Suara derit pintu yang terbuka berhasil menarik sudut bibirnya. Seringai kecil muncul, menghiasi wajah paruh baya yang sudah terlihat mulai keriput itu. Tidak sia-sia ia menunggu hampir dua jam. Karena pada akhirnya, sang putri yang dinanti akhirnya kembali juga.
"Sudah pulang?"
Ayunan pintu triplek yang baru setengah membuka berhenti bergerak. Tubuh Diana mendadak beku. Alarm tanda bahaya dalam otaknya berbunyi memberi peringatan. Merintah Diana untuk segera menjauh dari iblis tak berperasaan satu ini. Namun, ia justru menghiraukan peringatan tersebut.
Pelan tapi pasti, Diana menoleh ke sumber suara dan mendapatinya di sana. Di ujung ruang tengah, duduk di kursi kayu sambil menselonjorkan kaki ke atas meja. Gaya angkuh seperti biasa.
"Kenapa diam di situ? Kemarilah. Papa merindukanmu."
Bulu roman Diana meremang. Apa katanya tadi? Papa? Rindu?
Cih!
Diana tidak sudi menganggapnya Papa, apalagi harus dirindukan olehnya. Amit-amit!
Diana mendengus kasar. Ia melebarkan celah daun pintu dan masuk ke dalam rumah tanpa menutupnya kembali. Berharap dengan isyarat ini, si Iblis mengerti dan tahu diri untuk segera pergi. Baru selangkah maju, suara berat dari iblis itu kembali mengintrupsi.

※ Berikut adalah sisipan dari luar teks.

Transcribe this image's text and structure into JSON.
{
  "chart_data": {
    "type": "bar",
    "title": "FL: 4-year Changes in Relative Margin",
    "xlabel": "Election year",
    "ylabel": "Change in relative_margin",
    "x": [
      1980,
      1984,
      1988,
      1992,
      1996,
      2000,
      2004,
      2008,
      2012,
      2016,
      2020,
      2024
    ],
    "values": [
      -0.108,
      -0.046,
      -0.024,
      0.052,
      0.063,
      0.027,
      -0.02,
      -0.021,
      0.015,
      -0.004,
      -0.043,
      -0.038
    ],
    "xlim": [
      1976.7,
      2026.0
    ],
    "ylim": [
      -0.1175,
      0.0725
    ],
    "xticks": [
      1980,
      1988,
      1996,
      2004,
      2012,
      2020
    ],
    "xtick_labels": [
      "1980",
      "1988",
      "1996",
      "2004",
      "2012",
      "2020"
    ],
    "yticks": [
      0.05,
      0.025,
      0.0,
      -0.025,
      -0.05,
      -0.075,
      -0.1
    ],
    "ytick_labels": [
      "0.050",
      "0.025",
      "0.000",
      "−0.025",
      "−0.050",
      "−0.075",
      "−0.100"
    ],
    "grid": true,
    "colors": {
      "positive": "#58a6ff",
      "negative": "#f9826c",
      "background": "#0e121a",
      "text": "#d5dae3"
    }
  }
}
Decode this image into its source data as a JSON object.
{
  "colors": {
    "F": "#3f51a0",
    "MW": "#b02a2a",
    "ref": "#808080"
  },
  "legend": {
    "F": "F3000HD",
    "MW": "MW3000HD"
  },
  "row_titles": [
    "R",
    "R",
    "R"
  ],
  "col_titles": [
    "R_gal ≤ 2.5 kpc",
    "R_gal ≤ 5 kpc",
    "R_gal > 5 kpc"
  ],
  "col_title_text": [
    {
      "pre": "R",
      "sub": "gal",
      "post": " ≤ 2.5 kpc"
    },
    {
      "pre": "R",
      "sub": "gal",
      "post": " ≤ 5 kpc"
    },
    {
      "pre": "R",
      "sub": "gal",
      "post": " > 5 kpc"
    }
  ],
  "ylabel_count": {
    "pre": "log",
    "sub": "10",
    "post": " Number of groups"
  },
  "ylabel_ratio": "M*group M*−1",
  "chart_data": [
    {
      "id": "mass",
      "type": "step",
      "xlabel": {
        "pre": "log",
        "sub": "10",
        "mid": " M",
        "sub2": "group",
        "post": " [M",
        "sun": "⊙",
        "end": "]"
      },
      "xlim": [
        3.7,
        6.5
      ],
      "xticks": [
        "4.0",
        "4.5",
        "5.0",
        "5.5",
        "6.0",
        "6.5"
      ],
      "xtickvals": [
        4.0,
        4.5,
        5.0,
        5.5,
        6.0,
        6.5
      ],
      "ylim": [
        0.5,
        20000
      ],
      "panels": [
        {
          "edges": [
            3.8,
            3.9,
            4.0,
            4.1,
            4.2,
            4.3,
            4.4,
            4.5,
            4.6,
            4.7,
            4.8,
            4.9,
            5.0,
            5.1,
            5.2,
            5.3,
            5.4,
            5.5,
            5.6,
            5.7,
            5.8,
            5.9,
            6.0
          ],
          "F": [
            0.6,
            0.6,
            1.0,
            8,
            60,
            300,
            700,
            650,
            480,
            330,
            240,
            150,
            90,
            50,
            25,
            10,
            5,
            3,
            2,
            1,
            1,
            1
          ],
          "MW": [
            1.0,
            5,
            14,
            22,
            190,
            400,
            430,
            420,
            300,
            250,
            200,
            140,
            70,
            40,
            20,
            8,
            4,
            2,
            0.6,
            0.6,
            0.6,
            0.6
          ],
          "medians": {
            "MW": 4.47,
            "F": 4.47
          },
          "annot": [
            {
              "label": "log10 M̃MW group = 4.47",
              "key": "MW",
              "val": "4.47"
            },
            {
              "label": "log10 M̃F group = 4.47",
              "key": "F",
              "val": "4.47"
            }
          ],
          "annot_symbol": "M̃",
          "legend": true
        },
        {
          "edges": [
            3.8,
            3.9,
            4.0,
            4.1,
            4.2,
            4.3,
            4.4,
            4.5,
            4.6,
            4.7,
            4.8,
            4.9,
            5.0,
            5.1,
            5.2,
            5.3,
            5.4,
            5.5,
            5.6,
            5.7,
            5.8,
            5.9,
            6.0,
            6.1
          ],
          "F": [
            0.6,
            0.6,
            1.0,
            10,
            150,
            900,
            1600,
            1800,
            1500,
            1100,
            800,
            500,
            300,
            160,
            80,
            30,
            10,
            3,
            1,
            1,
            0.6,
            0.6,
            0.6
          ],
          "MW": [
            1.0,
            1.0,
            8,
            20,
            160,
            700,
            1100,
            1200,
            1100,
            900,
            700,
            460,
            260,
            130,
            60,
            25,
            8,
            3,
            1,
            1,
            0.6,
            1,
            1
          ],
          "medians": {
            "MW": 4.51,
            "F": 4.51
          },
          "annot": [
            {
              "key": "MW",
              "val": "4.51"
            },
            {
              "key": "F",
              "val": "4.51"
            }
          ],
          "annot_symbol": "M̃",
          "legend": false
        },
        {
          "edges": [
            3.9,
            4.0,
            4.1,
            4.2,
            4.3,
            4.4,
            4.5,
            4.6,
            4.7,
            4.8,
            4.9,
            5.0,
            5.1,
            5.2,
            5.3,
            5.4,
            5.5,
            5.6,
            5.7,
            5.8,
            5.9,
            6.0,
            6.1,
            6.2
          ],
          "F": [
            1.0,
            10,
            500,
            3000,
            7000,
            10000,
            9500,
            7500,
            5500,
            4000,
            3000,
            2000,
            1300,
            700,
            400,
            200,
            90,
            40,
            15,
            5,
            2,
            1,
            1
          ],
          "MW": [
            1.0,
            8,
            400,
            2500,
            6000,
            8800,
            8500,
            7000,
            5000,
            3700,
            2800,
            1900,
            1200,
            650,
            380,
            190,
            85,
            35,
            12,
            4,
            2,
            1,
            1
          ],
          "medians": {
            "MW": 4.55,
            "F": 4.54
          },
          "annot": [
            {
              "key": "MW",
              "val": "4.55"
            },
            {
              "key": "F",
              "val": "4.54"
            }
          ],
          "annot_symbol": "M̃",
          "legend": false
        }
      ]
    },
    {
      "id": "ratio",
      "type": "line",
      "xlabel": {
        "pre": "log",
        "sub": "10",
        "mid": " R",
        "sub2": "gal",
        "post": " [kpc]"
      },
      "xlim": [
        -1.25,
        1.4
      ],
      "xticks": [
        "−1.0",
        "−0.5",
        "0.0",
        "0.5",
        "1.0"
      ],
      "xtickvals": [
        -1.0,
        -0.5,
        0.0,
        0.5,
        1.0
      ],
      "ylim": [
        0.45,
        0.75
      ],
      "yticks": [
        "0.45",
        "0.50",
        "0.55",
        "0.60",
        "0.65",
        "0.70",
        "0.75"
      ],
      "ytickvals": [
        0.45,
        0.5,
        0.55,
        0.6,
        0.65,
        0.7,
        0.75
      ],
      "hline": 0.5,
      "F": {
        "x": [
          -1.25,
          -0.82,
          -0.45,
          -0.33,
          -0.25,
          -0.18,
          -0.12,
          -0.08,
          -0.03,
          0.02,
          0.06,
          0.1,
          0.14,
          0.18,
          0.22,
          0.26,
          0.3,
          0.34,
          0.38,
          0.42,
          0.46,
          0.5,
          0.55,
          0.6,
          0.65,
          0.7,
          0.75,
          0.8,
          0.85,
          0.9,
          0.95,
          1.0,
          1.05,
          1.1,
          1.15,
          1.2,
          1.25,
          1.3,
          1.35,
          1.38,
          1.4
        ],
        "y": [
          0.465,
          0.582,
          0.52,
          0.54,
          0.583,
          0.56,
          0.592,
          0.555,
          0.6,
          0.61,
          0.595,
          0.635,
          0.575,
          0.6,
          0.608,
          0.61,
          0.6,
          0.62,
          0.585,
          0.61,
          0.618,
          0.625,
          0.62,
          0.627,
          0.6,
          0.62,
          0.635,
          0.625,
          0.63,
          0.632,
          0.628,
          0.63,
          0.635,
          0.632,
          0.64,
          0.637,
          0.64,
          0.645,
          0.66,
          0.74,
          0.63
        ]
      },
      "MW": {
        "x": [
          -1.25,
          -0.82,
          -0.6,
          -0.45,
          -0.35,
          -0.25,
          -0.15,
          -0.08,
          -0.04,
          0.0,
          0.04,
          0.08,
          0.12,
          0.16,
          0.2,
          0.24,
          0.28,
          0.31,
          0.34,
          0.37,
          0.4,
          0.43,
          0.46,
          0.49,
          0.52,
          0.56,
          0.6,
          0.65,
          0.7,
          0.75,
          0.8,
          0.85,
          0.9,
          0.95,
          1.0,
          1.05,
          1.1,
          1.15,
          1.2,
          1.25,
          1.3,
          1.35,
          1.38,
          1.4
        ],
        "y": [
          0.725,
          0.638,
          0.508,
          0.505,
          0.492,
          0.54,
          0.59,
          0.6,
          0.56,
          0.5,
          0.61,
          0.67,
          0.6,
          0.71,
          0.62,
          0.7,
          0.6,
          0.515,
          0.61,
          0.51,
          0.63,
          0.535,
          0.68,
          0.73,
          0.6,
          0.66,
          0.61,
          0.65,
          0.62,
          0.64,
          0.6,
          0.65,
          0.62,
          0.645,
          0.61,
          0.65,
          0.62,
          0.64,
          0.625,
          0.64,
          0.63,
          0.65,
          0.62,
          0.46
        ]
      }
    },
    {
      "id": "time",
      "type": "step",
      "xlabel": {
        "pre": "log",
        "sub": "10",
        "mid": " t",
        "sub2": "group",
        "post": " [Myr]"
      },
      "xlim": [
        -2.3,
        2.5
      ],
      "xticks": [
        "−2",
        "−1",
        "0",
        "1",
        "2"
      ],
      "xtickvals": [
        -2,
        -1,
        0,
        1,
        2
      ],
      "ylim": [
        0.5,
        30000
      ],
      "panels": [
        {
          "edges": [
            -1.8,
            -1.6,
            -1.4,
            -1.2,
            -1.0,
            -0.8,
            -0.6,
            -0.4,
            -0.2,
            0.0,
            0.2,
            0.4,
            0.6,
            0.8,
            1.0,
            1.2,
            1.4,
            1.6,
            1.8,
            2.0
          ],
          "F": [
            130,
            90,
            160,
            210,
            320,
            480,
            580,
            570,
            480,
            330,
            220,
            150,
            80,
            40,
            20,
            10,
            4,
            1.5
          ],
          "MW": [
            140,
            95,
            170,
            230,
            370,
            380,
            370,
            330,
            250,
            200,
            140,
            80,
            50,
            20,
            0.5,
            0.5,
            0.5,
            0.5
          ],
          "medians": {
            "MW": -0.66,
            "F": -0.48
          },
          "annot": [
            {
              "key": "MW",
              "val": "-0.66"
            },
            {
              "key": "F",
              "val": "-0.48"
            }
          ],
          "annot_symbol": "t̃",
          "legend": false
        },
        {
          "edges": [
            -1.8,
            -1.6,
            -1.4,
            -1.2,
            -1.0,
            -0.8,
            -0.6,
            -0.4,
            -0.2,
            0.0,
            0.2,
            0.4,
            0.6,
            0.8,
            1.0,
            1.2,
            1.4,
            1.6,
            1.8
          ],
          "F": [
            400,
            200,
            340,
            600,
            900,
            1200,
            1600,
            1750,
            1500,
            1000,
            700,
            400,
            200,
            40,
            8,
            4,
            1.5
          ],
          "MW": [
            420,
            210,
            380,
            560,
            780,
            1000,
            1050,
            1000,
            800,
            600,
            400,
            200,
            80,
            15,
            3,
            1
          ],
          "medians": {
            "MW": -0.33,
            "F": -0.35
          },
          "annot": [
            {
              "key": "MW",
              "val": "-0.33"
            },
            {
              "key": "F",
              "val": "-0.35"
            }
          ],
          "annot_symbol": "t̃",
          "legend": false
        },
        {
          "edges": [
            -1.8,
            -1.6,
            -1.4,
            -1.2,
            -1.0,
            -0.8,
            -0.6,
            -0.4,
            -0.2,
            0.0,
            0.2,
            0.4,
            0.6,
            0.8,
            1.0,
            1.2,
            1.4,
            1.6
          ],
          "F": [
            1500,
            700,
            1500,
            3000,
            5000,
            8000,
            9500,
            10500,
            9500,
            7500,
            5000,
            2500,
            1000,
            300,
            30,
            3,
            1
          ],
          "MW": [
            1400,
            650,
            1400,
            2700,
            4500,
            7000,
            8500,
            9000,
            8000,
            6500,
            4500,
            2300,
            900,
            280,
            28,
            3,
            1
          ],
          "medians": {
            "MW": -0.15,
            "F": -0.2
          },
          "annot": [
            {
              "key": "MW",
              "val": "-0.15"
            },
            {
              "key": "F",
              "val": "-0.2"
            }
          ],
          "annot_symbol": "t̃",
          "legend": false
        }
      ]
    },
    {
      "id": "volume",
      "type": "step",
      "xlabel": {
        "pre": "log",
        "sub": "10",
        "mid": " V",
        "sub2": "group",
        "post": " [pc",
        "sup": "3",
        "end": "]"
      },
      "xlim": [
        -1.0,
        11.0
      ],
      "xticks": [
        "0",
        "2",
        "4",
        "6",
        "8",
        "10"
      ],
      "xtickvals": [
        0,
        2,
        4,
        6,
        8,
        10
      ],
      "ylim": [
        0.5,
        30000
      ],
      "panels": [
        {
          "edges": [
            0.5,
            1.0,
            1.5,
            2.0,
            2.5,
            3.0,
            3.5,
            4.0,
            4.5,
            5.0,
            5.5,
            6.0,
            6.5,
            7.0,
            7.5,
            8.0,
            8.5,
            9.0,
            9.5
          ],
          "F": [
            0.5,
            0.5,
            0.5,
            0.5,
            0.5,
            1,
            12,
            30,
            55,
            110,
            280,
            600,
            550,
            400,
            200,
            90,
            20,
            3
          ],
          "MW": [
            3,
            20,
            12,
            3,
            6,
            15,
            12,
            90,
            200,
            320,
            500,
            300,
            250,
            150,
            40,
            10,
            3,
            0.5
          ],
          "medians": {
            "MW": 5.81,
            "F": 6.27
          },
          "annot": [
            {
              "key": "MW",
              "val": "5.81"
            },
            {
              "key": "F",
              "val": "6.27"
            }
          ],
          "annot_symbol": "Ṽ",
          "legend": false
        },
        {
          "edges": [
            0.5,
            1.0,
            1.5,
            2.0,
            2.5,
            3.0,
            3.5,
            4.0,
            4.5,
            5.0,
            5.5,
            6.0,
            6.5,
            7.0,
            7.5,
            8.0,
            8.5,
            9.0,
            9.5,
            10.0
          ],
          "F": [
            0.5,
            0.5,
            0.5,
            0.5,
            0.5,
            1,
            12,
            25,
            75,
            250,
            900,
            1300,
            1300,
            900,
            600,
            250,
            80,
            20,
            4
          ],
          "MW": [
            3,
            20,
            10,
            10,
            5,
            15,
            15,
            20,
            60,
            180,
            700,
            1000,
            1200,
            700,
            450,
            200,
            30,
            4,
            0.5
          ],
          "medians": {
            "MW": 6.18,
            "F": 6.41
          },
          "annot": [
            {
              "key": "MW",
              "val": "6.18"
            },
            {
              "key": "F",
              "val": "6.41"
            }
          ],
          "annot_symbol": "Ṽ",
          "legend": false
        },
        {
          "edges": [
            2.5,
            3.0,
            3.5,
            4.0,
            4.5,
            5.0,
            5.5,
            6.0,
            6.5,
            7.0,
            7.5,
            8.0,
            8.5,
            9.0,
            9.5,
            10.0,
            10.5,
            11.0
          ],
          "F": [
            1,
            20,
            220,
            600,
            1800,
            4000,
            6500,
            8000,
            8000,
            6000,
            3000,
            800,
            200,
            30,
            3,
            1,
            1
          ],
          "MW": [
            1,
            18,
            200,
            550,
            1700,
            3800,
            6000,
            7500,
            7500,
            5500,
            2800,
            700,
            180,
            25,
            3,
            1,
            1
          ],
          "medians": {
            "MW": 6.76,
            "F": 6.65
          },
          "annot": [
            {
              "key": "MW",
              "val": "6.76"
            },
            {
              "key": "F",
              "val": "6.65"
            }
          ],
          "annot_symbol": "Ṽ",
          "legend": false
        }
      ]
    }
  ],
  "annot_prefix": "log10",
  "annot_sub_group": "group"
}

"Aku butuh uang lagi," katanya santai, seolah tanpa beban.
Rahang Diana mengetat. Lagi! Aku bukan mesin uang! Teriaknya dalam hati. Setelah menimbulkan kekacaun, dia datang cuma karena ingin memerasnya.
Perlahan kelopak mata Diana terpejam, seiring dengan kepalan kuat jari-jari tangannya sebagai bentuk pertahanan, berharap dengan begitu emosinya akan berkurang. Setelah dirasa hatinya sudah lumayan tenang, barulah ia membukanya kembali. Kemudian merogoh dua lembar uang seratus ribuan dari dalam tas dan diletakkan di atas meja tepat di samping ujung kaki lelaki paruh baya yang sangat ia benci.
"Jaman sekarang, uang segitu dapat apa?" Nadanya santai tanpa emosi. Kemarahan Diana yang mulai reda kembali menggelegak. Namun, kali ini ia tidak boleh terpancing.
Menarik napas panjang, Diana mengakkan tubuhnya. Berusaha untuk tak menghiraukan perkataan lelaki paruh baya yang berstatus sebagai suami dari mamanya ini, ia kembali melangkah. Akan tetapi pergerakan Marko—-ayahnya, lebih cepat. Lelaki itu segera berdiri dan menyabet tas yang menggantung di bahu Diana tanpa disangka-sangka. Diana memekik tertahan karena kaget, dan kekagetan itu langsung berubah menjadi rasa panik ketika menyadari siapa yang mengambil tasnya. Apalagi saat melihat uang tujuh ratus ribu yang kini sudah keluar dari dompet kulitnya dan sudah berada dalam kuasa Marko.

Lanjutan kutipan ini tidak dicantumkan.